Rising to the occasion, House Natural Resources Committee Chairman Raul Girjalva held a June 16 hearing on H.R. 1552, a bill enabling admission of Puerto Rico as a state if terms defined by Congress are approved by the people in a referendum. The committee also took testimony on H.R. 2070, which would convene under federal and local law a local “convention” to consider all possible future status options and submit a locally adopted status for ratification by Congress.

Meanwhile, a Department of Justice memo released before the June 16 hearing gave Congress a green light and road map for marking up and reporting H.R. 1522, the statehood enabling and admission act based on the anti-colonial, anti-imperialist tradition that is the legacy of the Northwest Ordinance model for territorial status resolution. It came as no surprise when – as in the case of New Mexico, Alaska and Hawaii – cultural, racial, linguistic, partisan, fiscal and economic uncertainties were used by anti-statehood factions to create fear of what Chairman Grijalva termed “possible unintended consequences” of moving directly forward on statehood.

Inevitably, as the steady cadence of Puerto Rico’s march over the bridge to equality brings us to the crossroads of decision on H.R. 1522, the louder the anti-statehood counter narrative becomes.

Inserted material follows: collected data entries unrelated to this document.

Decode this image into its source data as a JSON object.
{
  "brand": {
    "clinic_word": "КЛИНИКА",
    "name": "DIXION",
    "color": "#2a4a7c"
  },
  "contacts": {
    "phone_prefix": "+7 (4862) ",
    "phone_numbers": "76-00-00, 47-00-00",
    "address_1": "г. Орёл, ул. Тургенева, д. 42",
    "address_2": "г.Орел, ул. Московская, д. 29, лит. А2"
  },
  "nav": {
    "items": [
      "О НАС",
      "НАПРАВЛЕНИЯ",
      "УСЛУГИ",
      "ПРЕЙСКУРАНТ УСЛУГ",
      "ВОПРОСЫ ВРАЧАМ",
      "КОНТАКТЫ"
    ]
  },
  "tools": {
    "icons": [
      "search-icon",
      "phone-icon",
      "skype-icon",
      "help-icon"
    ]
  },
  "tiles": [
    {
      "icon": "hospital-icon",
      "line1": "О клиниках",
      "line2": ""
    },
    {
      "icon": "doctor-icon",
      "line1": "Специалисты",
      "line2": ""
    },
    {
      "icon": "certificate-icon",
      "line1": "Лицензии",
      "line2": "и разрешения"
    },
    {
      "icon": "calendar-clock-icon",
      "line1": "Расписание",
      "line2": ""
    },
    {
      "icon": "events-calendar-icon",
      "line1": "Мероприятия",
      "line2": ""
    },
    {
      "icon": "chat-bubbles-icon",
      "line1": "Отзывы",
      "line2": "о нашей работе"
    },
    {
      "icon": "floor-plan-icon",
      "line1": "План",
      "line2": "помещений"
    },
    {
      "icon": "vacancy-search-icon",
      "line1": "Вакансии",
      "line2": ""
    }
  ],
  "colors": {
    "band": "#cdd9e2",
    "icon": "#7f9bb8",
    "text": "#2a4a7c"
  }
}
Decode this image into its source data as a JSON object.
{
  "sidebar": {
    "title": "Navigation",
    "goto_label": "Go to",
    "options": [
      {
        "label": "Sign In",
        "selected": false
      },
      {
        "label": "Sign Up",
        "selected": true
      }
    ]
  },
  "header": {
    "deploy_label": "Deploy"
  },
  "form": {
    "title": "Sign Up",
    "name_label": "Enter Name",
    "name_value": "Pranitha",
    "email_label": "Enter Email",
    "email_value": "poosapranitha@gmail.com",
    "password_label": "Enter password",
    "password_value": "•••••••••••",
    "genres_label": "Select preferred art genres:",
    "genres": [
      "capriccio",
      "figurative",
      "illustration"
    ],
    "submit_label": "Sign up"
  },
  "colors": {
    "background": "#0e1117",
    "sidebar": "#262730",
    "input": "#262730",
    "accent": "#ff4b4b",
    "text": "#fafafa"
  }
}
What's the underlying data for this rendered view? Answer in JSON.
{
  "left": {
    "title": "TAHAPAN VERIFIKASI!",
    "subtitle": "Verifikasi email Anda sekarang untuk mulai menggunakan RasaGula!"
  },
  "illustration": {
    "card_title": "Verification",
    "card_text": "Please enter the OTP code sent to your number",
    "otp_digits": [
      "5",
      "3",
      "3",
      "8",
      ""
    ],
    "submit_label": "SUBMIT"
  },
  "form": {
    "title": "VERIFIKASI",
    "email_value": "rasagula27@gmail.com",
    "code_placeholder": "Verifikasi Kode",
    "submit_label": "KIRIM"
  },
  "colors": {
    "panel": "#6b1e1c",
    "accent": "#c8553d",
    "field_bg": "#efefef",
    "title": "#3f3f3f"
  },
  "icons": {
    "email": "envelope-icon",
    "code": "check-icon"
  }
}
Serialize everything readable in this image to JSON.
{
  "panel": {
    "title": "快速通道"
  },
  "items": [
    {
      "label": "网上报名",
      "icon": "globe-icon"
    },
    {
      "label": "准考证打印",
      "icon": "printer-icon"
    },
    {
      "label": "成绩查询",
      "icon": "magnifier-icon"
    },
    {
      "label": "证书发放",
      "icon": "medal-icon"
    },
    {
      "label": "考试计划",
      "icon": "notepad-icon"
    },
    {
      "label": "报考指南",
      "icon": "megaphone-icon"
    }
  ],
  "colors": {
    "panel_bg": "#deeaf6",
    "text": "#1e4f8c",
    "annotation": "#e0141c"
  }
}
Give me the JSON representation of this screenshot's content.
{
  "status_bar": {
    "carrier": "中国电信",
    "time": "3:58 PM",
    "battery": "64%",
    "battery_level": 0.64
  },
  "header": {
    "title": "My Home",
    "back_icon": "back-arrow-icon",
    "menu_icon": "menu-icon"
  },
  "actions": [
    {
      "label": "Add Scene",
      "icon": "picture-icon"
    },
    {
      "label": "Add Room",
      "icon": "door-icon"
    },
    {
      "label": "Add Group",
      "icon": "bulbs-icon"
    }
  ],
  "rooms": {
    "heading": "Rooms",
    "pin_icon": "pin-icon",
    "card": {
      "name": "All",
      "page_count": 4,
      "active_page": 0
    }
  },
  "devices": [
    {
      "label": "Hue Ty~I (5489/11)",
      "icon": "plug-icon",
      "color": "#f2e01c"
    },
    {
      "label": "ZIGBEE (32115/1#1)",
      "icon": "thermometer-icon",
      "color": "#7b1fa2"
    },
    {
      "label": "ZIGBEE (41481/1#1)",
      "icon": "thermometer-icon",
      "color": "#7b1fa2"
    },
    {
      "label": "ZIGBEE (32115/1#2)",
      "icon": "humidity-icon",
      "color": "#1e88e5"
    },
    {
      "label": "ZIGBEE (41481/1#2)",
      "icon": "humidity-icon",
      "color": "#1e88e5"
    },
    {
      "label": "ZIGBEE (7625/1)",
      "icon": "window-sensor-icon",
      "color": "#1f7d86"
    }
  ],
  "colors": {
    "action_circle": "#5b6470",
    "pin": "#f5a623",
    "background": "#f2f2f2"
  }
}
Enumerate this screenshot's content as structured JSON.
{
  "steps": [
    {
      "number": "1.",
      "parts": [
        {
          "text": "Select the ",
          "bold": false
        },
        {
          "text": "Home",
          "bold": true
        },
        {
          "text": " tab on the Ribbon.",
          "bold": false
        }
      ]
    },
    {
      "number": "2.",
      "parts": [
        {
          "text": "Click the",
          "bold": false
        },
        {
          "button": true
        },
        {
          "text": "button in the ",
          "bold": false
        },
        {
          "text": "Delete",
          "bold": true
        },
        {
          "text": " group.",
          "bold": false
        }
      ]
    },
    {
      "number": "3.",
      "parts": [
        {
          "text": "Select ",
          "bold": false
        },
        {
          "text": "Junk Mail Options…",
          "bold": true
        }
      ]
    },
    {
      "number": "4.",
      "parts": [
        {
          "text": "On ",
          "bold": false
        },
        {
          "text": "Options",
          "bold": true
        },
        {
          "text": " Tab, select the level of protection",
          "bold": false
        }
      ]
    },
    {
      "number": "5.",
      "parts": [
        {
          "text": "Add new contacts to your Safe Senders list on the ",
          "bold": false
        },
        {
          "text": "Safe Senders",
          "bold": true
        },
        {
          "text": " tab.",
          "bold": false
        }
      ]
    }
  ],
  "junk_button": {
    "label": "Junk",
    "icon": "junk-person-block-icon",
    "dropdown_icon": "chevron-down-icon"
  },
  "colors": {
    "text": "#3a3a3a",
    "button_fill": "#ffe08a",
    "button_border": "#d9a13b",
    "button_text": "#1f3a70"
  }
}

As if on cue, a familiar scenario played out at the June 16 hearing, intended to break the momentum and disrupt the logic of the pro-statehood movement, by advocating a perpetual status quo stalemate that for 75 years has been the signature legacy of the anti-statehood movement in Puerto Rico.

Alexandria Ocasio Cortez

In an impressive cameo performance, Alexandria Ocasio Cortez opposed the pro-statehood admissions act and instead defended the local status convention bill she sponsors, H.R. 2070. However, her argument that H.R. 2070 is not anti-statehood may well backfire politically on those urging the gradualism of H.R. 2070 that AOC now defends, at the expense of democratic populism calling for statehood now under H.R. 1522.

Using concern about uncertainties of statehood to derail the Puerto Rico equality movement, AOC and other sponsors/supports of the competing alternative of H.R. 2070 skillfully navigated the cross-currents of politics and national purposes at play in the tortured Puerto Rico political status debate. For AOC the “let’s go back to square one” proposal in H.R. 2070 that ignores the 2012, 2017 and 2020 certified voting results contradicts the democratic populism she stands for on so many other issues. But AOC’s sponsorship of H.R. 2070 is between her, voters in her district and nearby district of powerful co-sponsor of H.R. 2070, Rep. Nydia Velazquez.

What the diverse nationwide majority of elected leaders in Congress needs to focus on is the road map provided in the Department of Justice memo on H.R. 2070. Instead of a green light finding it gave to H.R. 1522, the DOJ analysis of H.R. 2070 flashes a dead end ahead warning light, alerting Congress to the history of unconstitutional “autonomy” status definitions Puerto Rico’s local political process has produced for 75 years.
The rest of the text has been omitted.